During the summit, Dr. Peter N. Landless, health ministries director for the world church, also conveyed a desire for church members to refrain from meat.

“My prayer is we can get the church off flesh foods because we know that that is the healthiest way to go,” he said Feb. 7.

Appealing directly to church leaders, including himself, he added, “We are paid out of tithe money. Never forget that. What we do and how we live should reflect that responsibility.”

Those who follow a total vegetarian diet should take vitamin B12, as should lacto-ovo vegetarians, especially as they age, he said. Vitamin D and calcium also may need to be supplemented in total vegetarian diets. In addition, lacto-ovo vegetarians should use eggs and dairy sparingly as a condiment. These precautions are in keeping with the General Conference Working Policy, which recommends a balanced vegetarian diet.

Read also: Adventist Leaders Get in Shape in Jamaica

Planning Menus at Church Events

In his closing remarks, Wilson suggested that church-sponsored events limit their menus to plant-based food.

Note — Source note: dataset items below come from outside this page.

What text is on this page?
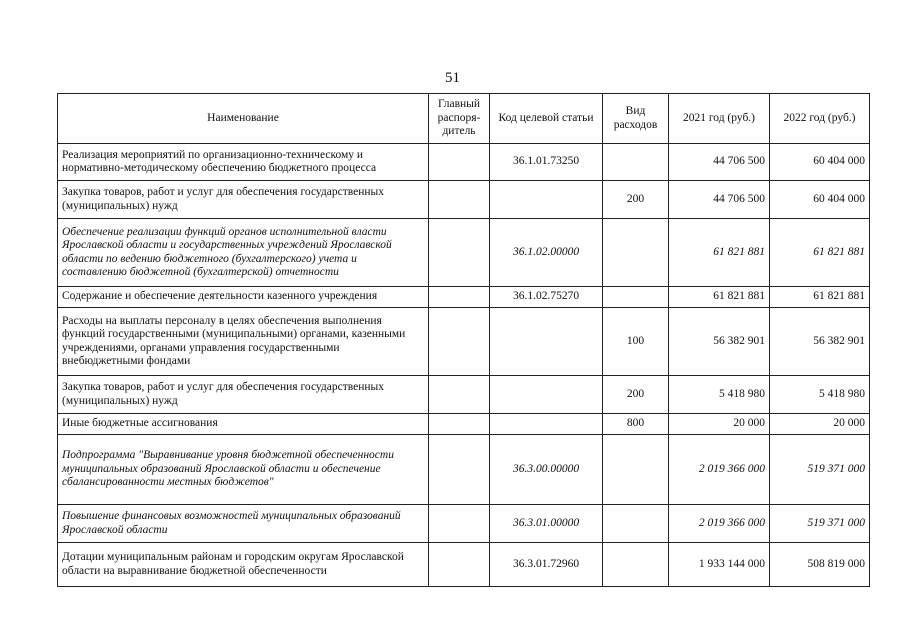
51
Наименование	Главный распоря-дитель	Код целевой статьи	Вид расходов	2021 год (руб.)	2022 год (руб.)
Реализация мероприятий по организационно-техническому и нормативно-методическому обеспечению бюджетного процесса		36.1.01.73250		44 706 500	60 404 000
Закупка товаров, работ и услуг для обеспечения государственных (муниципальных) нужд			200	44 706 500	60 404 000
Обеспечение реализации функций органов исполнительной власти Ярославской области и государственных учреждений Ярославской области по ведению бюджетного (бухгалтерского) учета и составлению бюджетной (бухгалтерской) отчетности		36.1.02.00000		61 821 881	61 821 881
Содержание и обеспечение деятельности казенного учреждения		36.1.02.75270		61 821 881	61 821 881
Расходы на выплаты персоналу в целях обеспечения выполнения функций государственными (муниципальными) органами, казенными учреждениями, органами управления государственными внебюджетными фондами			100	56 382 901	56 382 901
Закупка товаров, работ и услуг для обеспечения государственных (муниципальных) нужд			200	5 418 980	5 418 980
Иные бюджетные ассигнования			800	20 000	20 000
Подпрограмма "Выравнивание уровня бюджетной обеспеченности муниципальных образований Ярославской области и обеспечение сбалансированности местных бюджетов"		36.3.00.00000		2 019 366 000	519 371 000
Повышение финансовых возможностей муниципальных образований Ярославской области		36.3.01.00000		2 019 366 000	519 371 000
Дотации муниципальным районам и городским округам Ярославской области на выравнивание бюджетной обеспеченности		36.3.01.72960		1 933 144 000	508 819 000
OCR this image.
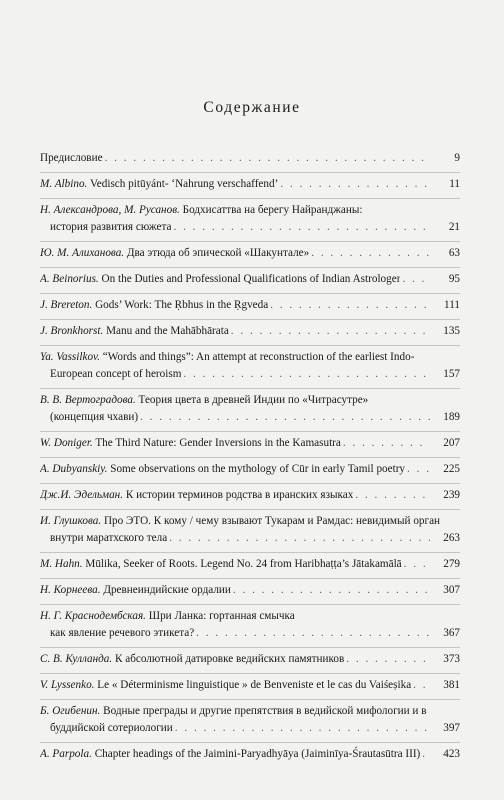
Содержание
Предисловие . . .	9
M. Albino. Vedisch pitūyánt- ‘Nahrung verschaffend’ . . .	11
Н. Александрова, М. Русанов. Бодхисаттва на берегу Найранджаны:
история развития сюжета . . .	21
Ю. М. Алиханова. Два этюда об эпической «Шакунтале» . . .	63
A. Beinorius. On the Duties and Professional Qualifications of Indian Astrologer . . .	95
J. Brereton. Gods’ Work: The Ṛbhus in the Ṛgveda . . .	111
J. Bronkhorst. Manu and the Mahābhārata . . .	135
Ya. Vassilkov. “Words and things”: An attempt at reconstruction of the earliest Indo-
European concept of heroism . . .	157
В. В. Вертоградова. Теория цвета в древней Индии по «Читрасутре»
(концепция чхави) . . .	189
W. Doniger. The Third Nature: Gender Inversions in the Kamasutra . . .	207
A. Dubyanskiy. Some observations on the mythology of Cūr in early Tamil poetry . . .	225
Дж.И. Эдельман. К истории терминов родства в иранских языках . . .	239
И. Глушкова. Про ЭТО. К кому / чему взывают Тукарам и Рамдас: невидимый орган
внутри маратхского тела . . .	263
M. Hahn. Mūlika, Seeker of Roots. Legend No. 24 from Haribhaṭṭa’s Jātakamālā . . .	279
Н. Корнеева. Древнеиндийские ордалии . . .	307
Н. Г. Краснодембская. Шри Ланка: гортанная смычка
как явление речевого этикета? . . .	367
С. В. Кулланда. К абсолютной датировке ведийских памятников . . .	373
V. Lyssenko. Le « Déterminisme linguistique » de Benveniste et le cas du Vaiśeṣika . . .	381
Б. Огибенин. Водные преграды и другие препятствия в ведийской мифологии и в
буддийской сотериологии . . .	397
A. Parpola. Chapter headings of the Jaimini-Paryadhyāya (Jaiminīya-Śrautasūtra III) . . .	423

“Why should we be paying from tithe money for people to eat that which has not been advocated?” he said.

He also expressed concern that caffeine has become commonplace in the church. Ellen White described caffeine as poison and its use as sin.

“Let’s urge people to stay away from caffeine,” Wilson said. “Have confidence in what God has instructed us in how we are to live.”

Opening a Bible to 1 Corinthians 10:31, he read, “Therefore, whether you eat or drink, or whatever you do, do all to the glory of God” (NKJV). Quoting from 1 Corinthians 6:19, he said, “Your body is the temple of the Holy Spirit.”

“I’m not saying, ‘Be fanatical,’” he said. “I’m just giving you a thought. Why not lead the way? We have to move into this in a careful balanced way, helping people see the big picture.” 

Wilson, who with other leaders conducted evangelistic meetings on the sidelines of the summit, recalled hearing an unusual comment from Glen Samuels, president of the Adventist Church’s West Jamaica Conference, whose territory includes Montego Bay. 

“He said, ‘I am not going to die until I’m dead,’” Wilson said.

Turning to church leaders, he said, “I encourage you to, as Jesus said in John 10:10, ‘live life and live it abundantly. Don’t die before you’re dead. Don’t give up. Just keep moving ahead.”